Verlierer der Wohlstandsgesellschaft

Von Jörg Taszman · 16.10.2007
Der einstige Dokumentarfilmer Ulrich Seidl polarisiert mit seinen Filmen vor allem in seiner Heimat Österreich. Fern der Glitzerwelten des Konsums zeigt er in seinem zweiten Spielfilm "Import/Export" österreichische Männer, die in den Osten gehen, und eine ukrainische Frau, die im Westen landet. Dabei geht es um materielle wie geistige Armut.
Olga stapft durch den Schnee einer ukrainischen Kleinstadt. Die hübsche, junge, blonde Frau und alleinstehende Mutter arbeitet als Krankenschwester im örtlichen Krankenhaus. Der viel zu geringe Lohn wird ihr nur mit Monaten Verspätung und nie voll ausgezahlt. Einmal besucht sie eine Freundin, die als Camgirl im Internet die harten, sexuellen Fantasien österreichischer Männer befriedigt. Parallel dazu zeigt Ulrich Seidl einen klassischen Loser in der Wohlstandsgesellschaft im Westen. Pauli lässt sich als harter Kerl für eine Security Firma ausbilden. Ganz bewusst gleichen sich bei Ulrich Seidl der Osten und der Westen mehr, als man es so gerne wahrhaben möchte.
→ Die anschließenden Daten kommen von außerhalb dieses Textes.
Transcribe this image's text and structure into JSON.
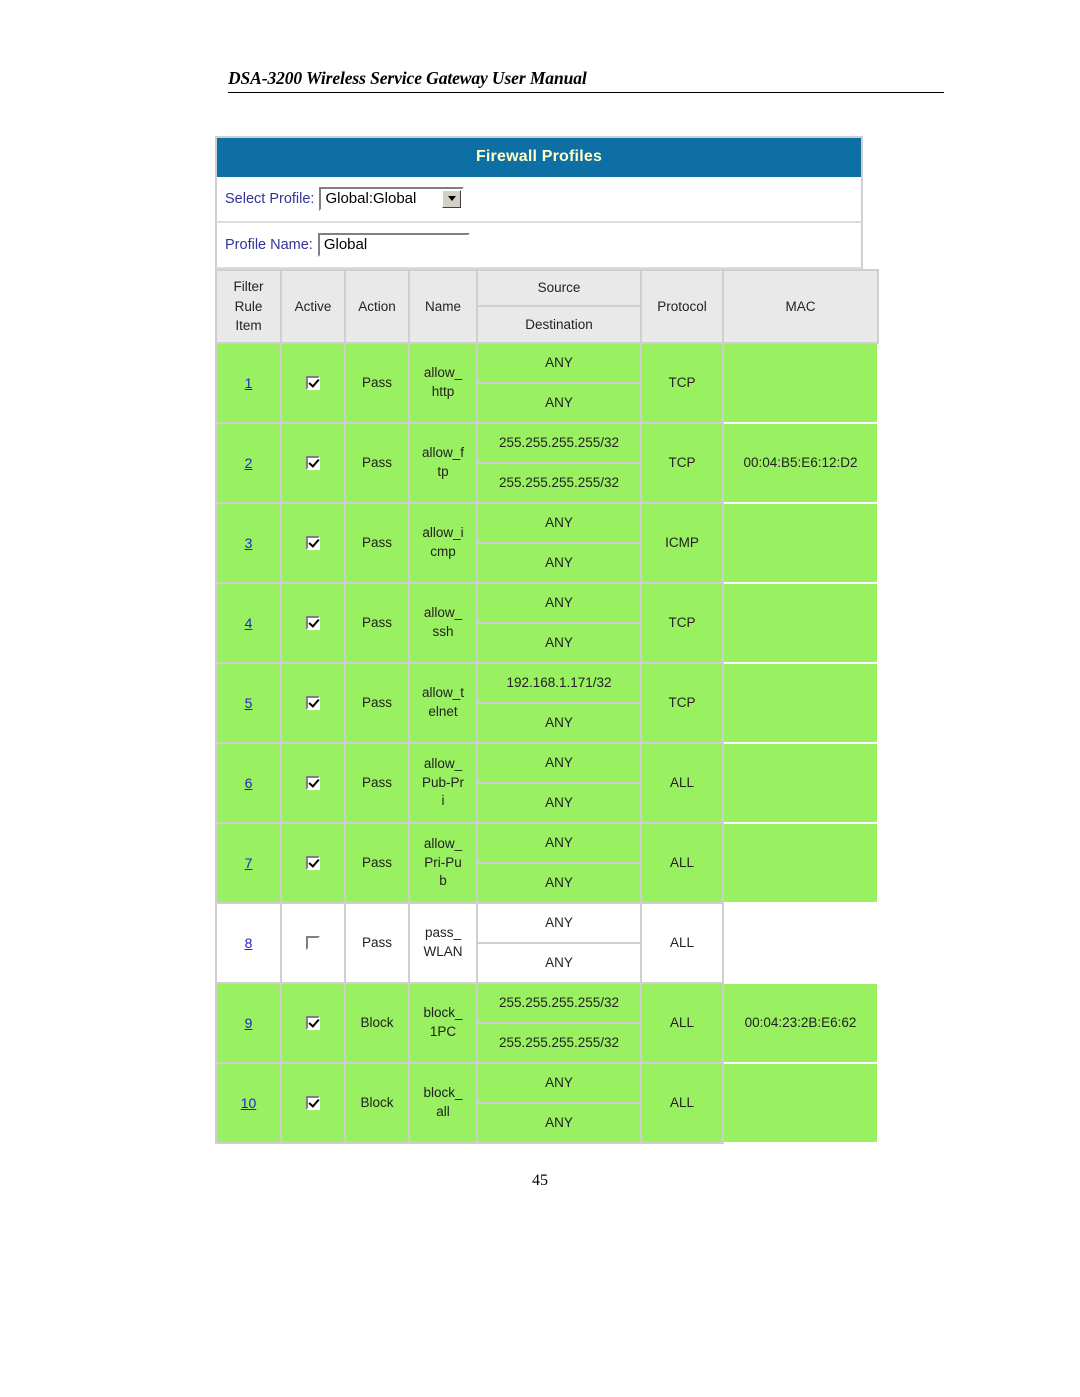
{
  "document": {
    "header_title": "DSA-3200 Wireless Service Gateway User Manual",
    "page_number": "45"
  },
  "panel": {
    "title": "Firewall Profiles",
    "select_profile": {
      "label": "Select Profile:",
      "value": "Global:Global",
      "options": [
        "Global:Global"
      ]
    },
    "profile_name": {
      "label": "Profile Name:",
      "value": "Global",
      "placeholder": ""
    }
  },
  "table": {
    "headers": {
      "item": "Filter Rule Item",
      "item_lines": [
        "Filter",
        "Rule",
        "Item"
      ],
      "active": "Active",
      "action": "Action",
      "name": "Name",
      "source": "Source",
      "destination": "Destination",
      "protocol": "Protocol",
      "mac": "MAC"
    },
    "rows": [
      {
        "item": "1",
        "active": true,
        "action": "Pass",
        "name_lines": [
          "allow_",
          "http"
        ],
        "source": "ANY",
        "destination": "ANY",
        "protocol": "TCP",
        "mac": "",
        "highlight": true
      },
      {
        "item": "2",
        "active": true,
        "action": "Pass",
        "name_lines": [
          "allow_f",
          "tp"
        ],
        "source": "255.255.255.255/32",
        "destination": "255.255.255.255/32",
        "protocol": "TCP",
        "mac": "00:04:B5:E6:12:D2",
        "highlight": true
      },
      {
        "item": "3",
        "active": true,
        "action": "Pass",
        "name_lines": [
          "allow_i",
          "cmp"
        ],
        "source": "ANY",
        "destination": "ANY",
        "protocol": "ICMP",
        "mac": "",
        "highlight": true
      },
      {
        "item": "4",
        "active": true,
        "action": "Pass",
        "name_lines": [
          "allow_",
          "ssh"
        ],
        "source": "ANY",
        "destination": "ANY",
        "protocol": "TCP",
        "mac": "",
        "highlight": true
      },
      {
        "item": "5",
        "active": true,
        "action": "Pass",
        "name_lines": [
          "allow_t",
          "elnet"
        ],
        "source": "192.168.1.171/32",
        "destination": "ANY",
        "protocol": "TCP",
        "mac": "",
        "highlight": true
      },
      {
        "item": "6",
        "active": true,
        "action": "Pass",
        "name_lines": [
          "allow_",
          "Pub-Pr",
          "i"
        ],
        "source": "ANY",
        "destination": "ANY",
        "protocol": "ALL",
        "mac": "",
        "highlight": true
      },
      {
        "item": "7",
        "active": true,
        "action": "Pass",
        "name_lines": [
          "allow_",
          "Pri-Pu",
          "b"
        ],
        "source": "ANY",
        "destination": "ANY",
        "protocol": "ALL",
        "mac": "",
        "highlight": true
      },
      {
        "item": "8",
        "active": false,
        "action": "Pass",
        "name_lines": [
          "pass_",
          "WLAN"
        ],
        "source": "ANY",
        "destination": "ANY",
        "protocol": "ALL",
        "mac": "",
        "highlight": false
      },
      {
        "item": "9",
        "active": true,
        "action": "Block",
        "name_lines": [
          "block_",
          "1PC"
        ],
        "source": "255.255.255.255/32",
        "destination": "255.255.255.255/32",
        "protocol": "ALL",
        "mac": "00:04:23:2B:E6:62",
        "highlight": true
      },
      {
        "item": "10",
        "active": true,
        "action": "Block",
        "name_lines": [
          "block_",
          "all"
        ],
        "source": "ANY",
        "destination": "ANY",
        "protocol": "ALL",
        "mac": "",
        "highlight": true
      }
    ]
  },
  "colors": {
    "titlebar_bg": "#0d6fa3",
    "titlebar_text": "#ffffcc",
    "row_highlight": "#99f060",
    "label_text": "#333399",
    "link": "#2222cc"
  }
}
Ulrich Seidl: " Die Geschichte des Films beschreibt eben zwei Menschen, die auf der Suche sind nicht nur nach Arbeit, sondern auf der Suche sind nach einer Existenzberechtigung und auf der Suche sind vielleicht nach einem würdigen Dasein. Insofern, glaub ich, gleichen sich auf der einen Seite die Welten ein bisschen, nach dem äußeren Erscheinungsbild immer mehr, weil die Grenzen noch anders verlaufen. Die Grenzen sind gesellschaftlicher Natur. Und ich lasse diese beiden Menschen auch durch verschiedene Welten reisen. "
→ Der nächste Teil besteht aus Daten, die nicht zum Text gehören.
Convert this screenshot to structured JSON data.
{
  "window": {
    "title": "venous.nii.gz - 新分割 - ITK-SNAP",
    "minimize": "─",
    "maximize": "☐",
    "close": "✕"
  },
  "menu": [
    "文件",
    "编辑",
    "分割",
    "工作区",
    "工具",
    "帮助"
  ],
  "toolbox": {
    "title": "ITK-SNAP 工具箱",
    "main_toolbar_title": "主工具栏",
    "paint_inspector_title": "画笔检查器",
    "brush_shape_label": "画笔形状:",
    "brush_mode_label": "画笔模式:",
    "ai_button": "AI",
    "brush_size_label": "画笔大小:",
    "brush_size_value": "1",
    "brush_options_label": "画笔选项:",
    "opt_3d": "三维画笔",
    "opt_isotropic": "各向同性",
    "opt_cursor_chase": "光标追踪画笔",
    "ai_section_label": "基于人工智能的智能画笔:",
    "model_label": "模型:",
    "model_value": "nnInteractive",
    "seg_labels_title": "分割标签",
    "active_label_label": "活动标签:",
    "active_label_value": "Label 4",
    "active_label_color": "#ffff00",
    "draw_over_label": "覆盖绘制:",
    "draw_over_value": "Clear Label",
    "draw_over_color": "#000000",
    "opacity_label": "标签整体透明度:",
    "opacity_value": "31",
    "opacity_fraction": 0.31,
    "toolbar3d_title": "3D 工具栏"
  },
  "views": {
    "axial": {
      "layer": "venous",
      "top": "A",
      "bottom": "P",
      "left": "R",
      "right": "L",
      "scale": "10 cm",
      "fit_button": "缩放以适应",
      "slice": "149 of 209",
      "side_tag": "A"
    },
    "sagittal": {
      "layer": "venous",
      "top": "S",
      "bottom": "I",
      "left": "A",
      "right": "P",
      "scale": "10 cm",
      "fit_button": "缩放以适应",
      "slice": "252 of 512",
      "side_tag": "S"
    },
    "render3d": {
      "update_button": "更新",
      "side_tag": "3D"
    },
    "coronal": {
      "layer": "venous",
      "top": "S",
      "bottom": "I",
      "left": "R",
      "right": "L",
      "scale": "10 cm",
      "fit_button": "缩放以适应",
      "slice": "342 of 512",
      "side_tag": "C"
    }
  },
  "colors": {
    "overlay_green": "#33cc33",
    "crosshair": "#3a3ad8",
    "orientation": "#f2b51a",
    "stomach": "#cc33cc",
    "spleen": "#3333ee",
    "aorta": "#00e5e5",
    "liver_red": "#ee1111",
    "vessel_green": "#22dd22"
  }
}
Olga nimmt eine Chance wahr, in Österreich als Haus- und Kindermädchen zu arbeiten. Pauli wird von einer ausländischen Gang erniedrigt. Er liebt Kampfsport und Hunde, ist hoch verschuldet und hat bisher noch jeden Job verloren. Als er mit einem Kampfhund bei seiner Freundin auftaucht, ist es auch aus mit ihr.

Szene aus dem Film:
" - Komm rein. Ich nehm an die Leine Christina. Ich habe ihn an der Leine, okay. Hey wieso scheißt du dich so ein? Der macht doch nichts!
- Das ist doch kein Kätzchen! Bitte geh weg! Bitte geh weg von mir!
- Der tut dir nichts!
- Ist mir scheißegal! Du schleichst dich jetzt aus meiner Wohnung. Es reicht allein schon, dass er hier drinnen war. Ich bin tolerant, aber...
- Du bist n Scheiß tolerant, du hast nur Angst vor dem Hund!
- Ich hab Angst vor ihm. Verstehst du das nicht? Und jetzt geh! Bitte Paul. Verstehst du, wenn du einen Hund dir anschaffst, dann ist es aus. Also wenn du dir einen Hund kaufst, ist es aus. Kannst dir aussuchen. Hund oder ich?"
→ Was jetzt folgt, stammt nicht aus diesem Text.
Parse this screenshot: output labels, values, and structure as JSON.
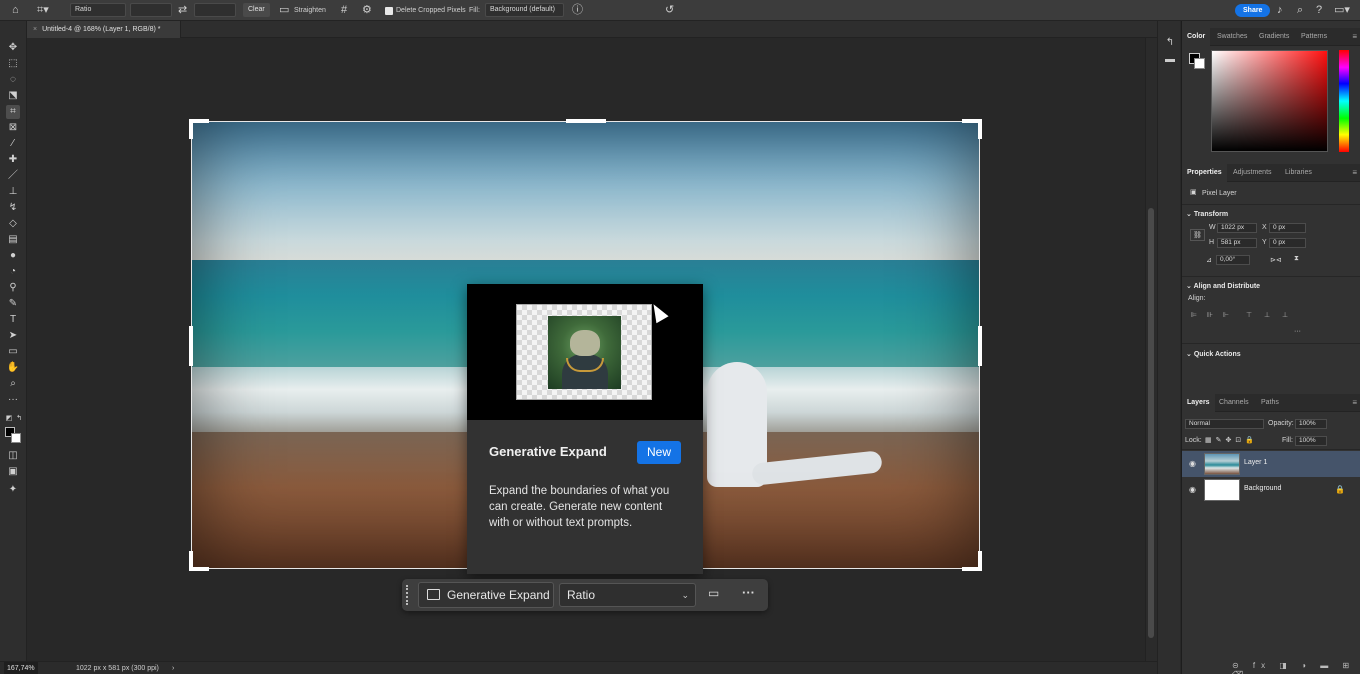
{
  "topbar": {
    "ratio_label": "Ratio",
    "clear_label": "Clear",
    "straighten_label": "Straighten",
    "delete_cropped_label": "Delete Cropped Pixels",
    "fill_label": "Fill:",
    "fill_value": "Background (default)",
    "share_label": "Share"
  },
  "document": {
    "tab_title": "Untitled-4 @ 168% (Layer 1, RGB/8) *"
  },
  "popup": {
    "title": "Generative Expand",
    "badge": "New",
    "description": "Expand the boundaries of what you can create. Generate new content with or without text prompts."
  },
  "taskbar": {
    "expand_label": "Generative Expand",
    "ratio_value": "Ratio"
  },
  "status": {
    "zoom": "167,74%",
    "dimensions": "1022 px x 581 px (300 ppi)",
    "arrow": "›"
  },
  "color_panel": {
    "tabs": [
      "Color",
      "Swatches",
      "Gradients",
      "Patterns"
    ]
  },
  "properties_panel": {
    "tabs": [
      "Properties",
      "Adjustments",
      "Libraries"
    ],
    "type_label": "Pixel Layer",
    "transform_heading": "Transform",
    "w_label": "W",
    "w_value": "1022 px",
    "h_label": "H",
    "h_value": "581 px",
    "x_label": "X",
    "x_value": "0 px",
    "y_label": "Y",
    "y_value": "0 px",
    "angle_value": "0,00°",
    "align_heading": "Align and Distribute",
    "align_label": "Align:",
    "quick_actions_heading": "Quick Actions"
  },
  "layers_panel": {
    "tabs": [
      "Layers",
      "Channels",
      "Paths"
    ],
    "blend_mode": "Normal",
    "opacity_label": "Opacity:",
    "opacity_value": "100%",
    "lock_label": "Lock:",
    "fill_label": "Fill:",
    "fill_value": "100%",
    "layers": [
      {
        "name": "Layer 1"
      },
      {
        "name": "Background"
      }
    ]
  },
  "colors": {
    "accent": "#1473e6",
    "selected_layer": "#45546a"
  }
}
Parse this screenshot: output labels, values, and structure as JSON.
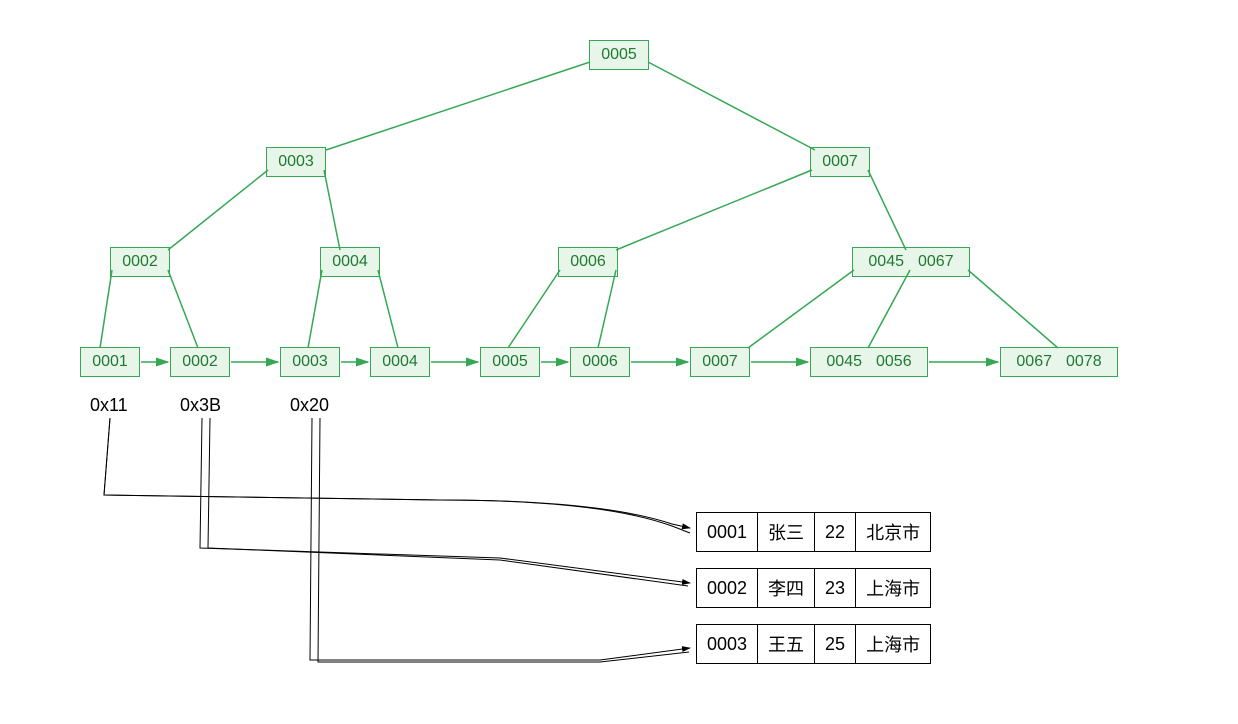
{
  "chart_data": {
    "type": "tree",
    "description": "B+ tree index with leaf linked list pointing to record rows",
    "root": {
      "id": "root",
      "keys": [
        "0005"
      ]
    },
    "internal_level_1": [
      {
        "id": "n3",
        "keys": [
          "0003"
        ]
      },
      {
        "id": "n7",
        "keys": [
          "0007"
        ]
      }
    ],
    "internal_level_2": [
      {
        "id": "n2",
        "keys": [
          "0002"
        ]
      },
      {
        "id": "n4",
        "keys": [
          "0004"
        ]
      },
      {
        "id": "n6",
        "keys": [
          "0006"
        ]
      },
      {
        "id": "n4567",
        "keys": [
          "0045",
          "0067"
        ]
      }
    ],
    "leaves": [
      {
        "id": "l1",
        "keys": [
          "0001"
        ],
        "pointer": "0x11"
      },
      {
        "id": "l2",
        "keys": [
          "0002"
        ],
        "pointer": "0x3B"
      },
      {
        "id": "l3",
        "keys": [
          "0003"
        ],
        "pointer": "0x20"
      },
      {
        "id": "l4",
        "keys": [
          "0004"
        ]
      },
      {
        "id": "l5",
        "keys": [
          "0005"
        ]
      },
      {
        "id": "l6",
        "keys": [
          "0006"
        ]
      },
      {
        "id": "l7",
        "keys": [
          "0007"
        ]
      },
      {
        "id": "l8",
        "keys": [
          "0045",
          "0056"
        ]
      },
      {
        "id": "l9",
        "keys": [
          "0067",
          "0078"
        ]
      }
    ],
    "records": [
      {
        "id": "r1",
        "key": "0001",
        "name": "张三",
        "age": "22",
        "city": "北京市"
      },
      {
        "id": "r2",
        "key": "0002",
        "name": "李四",
        "age": "23",
        "city": "上海市"
      },
      {
        "id": "r3",
        "key": "0003",
        "name": "王五",
        "age": "25",
        "city": "上海市"
      }
    ],
    "colors": {
      "node_fill": "#e8f5e9",
      "node_border": "#34a853",
      "node_text": "#1e7a33"
    }
  }
}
Fast dokumentarisch beginnt Ulrich Seidls neuer Film, dem man nur langsam anmerkt, dass es sich hier um einen Spielfilm mit Darstellern handelt, von denen einige keine klassischen Schauspieler sind. Ganz bewusst entschied sich der Filmemacher für eine ukrainische Haupdarstellerin, die keine Filmerfahrung hatte, eigentlich Krankenschwester ist und vor Beginn der Dreharbeiten noch nie im Westen war. Ulrich Seidl interessiert es nicht, ob er mit Profis oder Amateuren arbeitet. Es gehört zu seiner Methode, dass die Darsteller sich und ihre Lebenserfahrungen für die Entwicklung der Rollen mit einbringen. Auch die Grenzen zwischen Inszeniertem und Dokumentarischem sind bei ihm fließend.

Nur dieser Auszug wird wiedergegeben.